Johanna
by Helen Hyde
- Date:
- 1919
- Medium:
- Color soft ground etching on paper
- Source:
- Art Institute of Chicago
Description
Johanna (1919) is a color woodblock print Helen Hyde made in the final year of her life, a portrait of a girl identified only by the title's first name. The composition treats the sitter with the same affectionate attention Hyde brought to her Japanese subjects in the Tokyo years, framing her frontally and giving her dress and small gestures the dignity of formal portraiture. Helen Hyde, the American Japonisme artist who lived in Tokyo from 1899 to 1914 and is now recognized as one of the most important shin-hanga precursors, designed her prints in watercolor and supervised their carving and printing by Japanese craftsmen throughout her career, a workshop arrangement that anticipated the publishing model later codified by Watanabe Shozaburo.
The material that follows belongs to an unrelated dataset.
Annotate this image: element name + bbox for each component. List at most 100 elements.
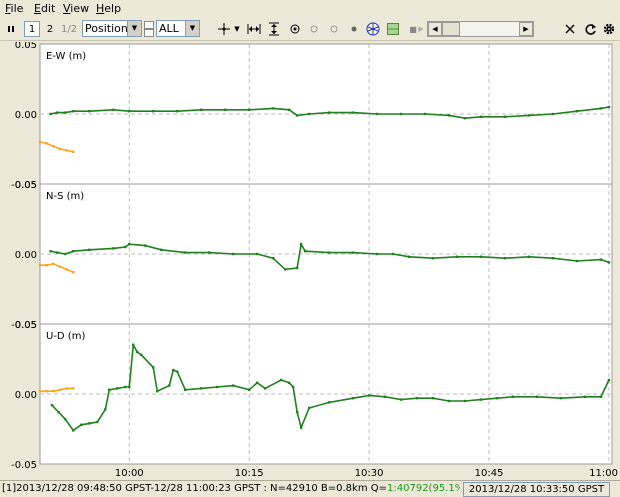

Even in this American sitter she retained the pictorial discipline of her Tokyo years: the composition uses the flattened pictorial space, decisive contour lines, and graded color planes of the ukiyo-e tradition. Johanna is held by the Art Institute of Chicago, the principal repository of Hyde's woodblock output through a 1939 bequest from her sister Mabel. The Chicago impression preserves the warm balanced palette, registration crispness, and embossed keyblock line characteristic of authorized lifetime printings. As one of Hyde's last completed prints before her death in 1919, the portrait offers a quiet closing statement of the hybrid American-Japanese pictorial method she had spent her career constructing.